Google Instant Refresh – Business Ramifications of Google Insights One Quarter Later
This past October, we published a blog on Google Instant, after this new search solution had been in market for three weeks. In the blog, I discussed the key financial and strategic ramifications of the new feature of the Google results page.
Our hypotheses at the time were these:
- Google Instant’s effect of pushing the SEO rankings lower on the page during the first three seconds of result rendering would shift overall click share from organic to paid search. We indicated that we see currently a mix of 82% of clicks going to organic and 18% to paid, and we expect that to shift by some significant fraction.

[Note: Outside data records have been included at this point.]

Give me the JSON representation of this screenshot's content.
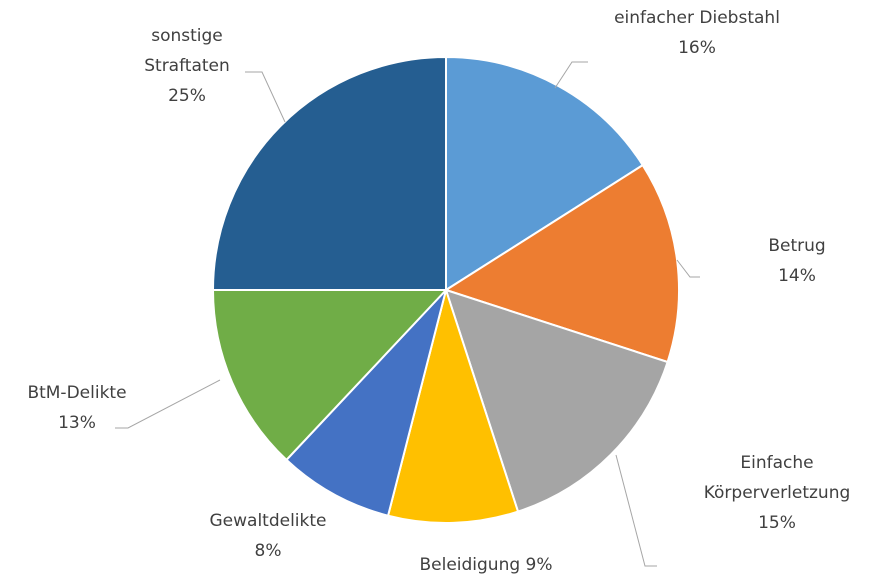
{
  "chart_data": {
    "type": "pie",
    "categories": [
      "einfacher Diebstahl",
      "Betrug",
      "Einfache Körperverletzung",
      "Beleidigung",
      "Gewaltdelikte",
      "BtM-Delikte",
      "sonstige Straftaten"
    ],
    "values": [
      16,
      14,
      15,
      9,
      8,
      13,
      25
    ],
    "value_labels": [
      "16%",
      "14%",
      "15%",
      "9%",
      "8%",
      "13%",
      "25%"
    ],
    "colors": [
      "#5b9bd5",
      "#ed7d31",
      "#a5a5a5",
      "#ffc000",
      "#4472c4",
      "#70ad47",
      "#255e91"
    ]
  }
}
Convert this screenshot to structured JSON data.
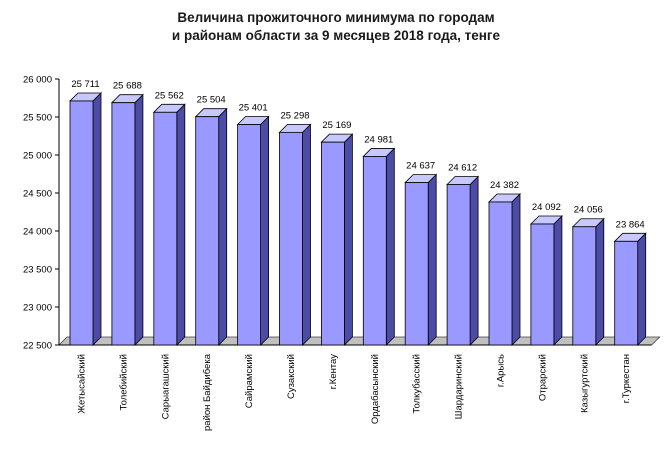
{
  "chart_data": {
    "type": "bar",
    "title_line1": "Величина прожиточного минимума по городам",
    "title_line2": "и районам области за 9 месяцев 2018 года, тенге",
    "categories": [
      "Жетысайский",
      "Толебийский",
      "Сарыагашский",
      "район Байдибека",
      "Сайрамский",
      "Сузакский",
      "г.Кентау",
      "Ордабасынский",
      "Толкубасский",
      "Шардаринский",
      "г.Арысь",
      "Отрарский",
      "Казыгуртский",
      "г.Туркестан"
    ],
    "values": [
      25711,
      25688,
      25562,
      25504,
      25401,
      25298,
      25169,
      24981,
      24637,
      24612,
      24382,
      24092,
      24056,
      23864
    ],
    "value_labels": [
      "25 711",
      "25 688",
      "25 562",
      "25 504",
      "25 401",
      "25 298",
      "25 169",
      "24 981",
      "24 637",
      "24 612",
      "24 382",
      "24 092",
      "24 056",
      "23 864"
    ],
    "yticks": [
      22500,
      23000,
      23500,
      24000,
      24500,
      25000,
      25500,
      26000
    ],
    "ytick_labels": [
      "22 500",
      "23 000",
      "23 500",
      "24 000",
      "24 500",
      "25 000",
      "25 500",
      "26 000"
    ],
    "ylim": [
      22500,
      26000
    ],
    "grid": false,
    "legend": "none",
    "colors": {
      "bar_front": "#9999ff",
      "bar_side": "#4c4ca6",
      "bar_top": "#c8c8ff",
      "outline": "#000000",
      "floor": "#c0c0c0"
    }
  }
}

- The CTR for paid search would increase. The rendering of the results would cause more clicks to go to paid search with the same number of impressions – given the way Google indicated the search engine would be adjusting impression counts based on the advertisement rendering methodology.
- And that CPC would go up as more money was deployed to paid search in order to compensate for the reduction in overall organic search traffic. This would drive the auction dynamics in such a way that head term paid search pricing would increase.

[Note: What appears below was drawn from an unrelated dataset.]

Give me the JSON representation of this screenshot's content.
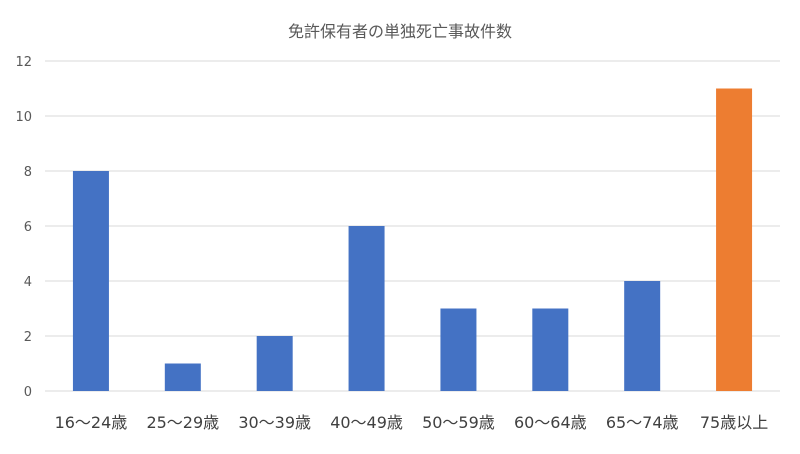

Well consider this blog piece an update on this set of hypotheses – now that we are nearly one quarter into the release of Google Instant. I recently updated the research methodology I had done before – doing a comparison of the 69 days before and 69 days after the release of Google Instant – across ten of our largest paid search clients. We looked at U.S. only, and compared CPC, CTR, and overall growth in spend, impression and clicks.
Here is what we have found:

- Click Through Rates (CTRs) are up by 16% since the launch of Google Instant. This is expected and consistent with what we saw after the first three weeks. The increase is due to the change in the rendering of the Google Instant screen. I have been asked several questions about this – and will explain the mechanics more carefully. The screen shots below show the difference in the pre- and post-Google Instant screen rendering. So consumers, as expected, are clicking more on paid search results.
- Spending overall on Google is up 11% from the third quarter (on a projected based quarter to date – I am in the process of writing a blog on this as well, which will be available on Actionable Insights in the coming weeks) – but compared to pre-Google Instant, the increase is more like 17%. This 6% increase can be attributed to the increase in CTR rates.
- However, CPCs have not increased – in fact they have decreased. This is a bit of a puzzle. We expected CPCs to stay relatively constant, and history shows that increases in spending overall correlate strongly with increases in CPCs. This may be a generalized move toward advertisers diversifying their spend across more long tail keywords – which tend to have lower prices. But this is speculation. We are investigating this issue as it does not entirely track with the other findings.
Google Instant Page Layout (5 Natural Search & 11 Paid Search Results) vs Normal Google Page Layout (8 Natural Search & 1 PPC Result)
The bottom line is this. We continue to see a 4-5% shift in the overall number of clicks that are going to paid search, away from natural search. Pre-Google Instant, we were seeing 82% of all clicks going to natural search. Now, on average, we are seeing 77-78% of all clicks going to natural search. So advertisers are being forced to spend more on Google in order to maintain their click volumes.
ACTIONABLE INSIGHT:
This is a key issue for 2011. As advertisers are preparing their budgets for next year, they should be including a 5-10% override on their current cyclical paid search budget projections – IF, they are planning to maintain their same click volume in the coming 12 months.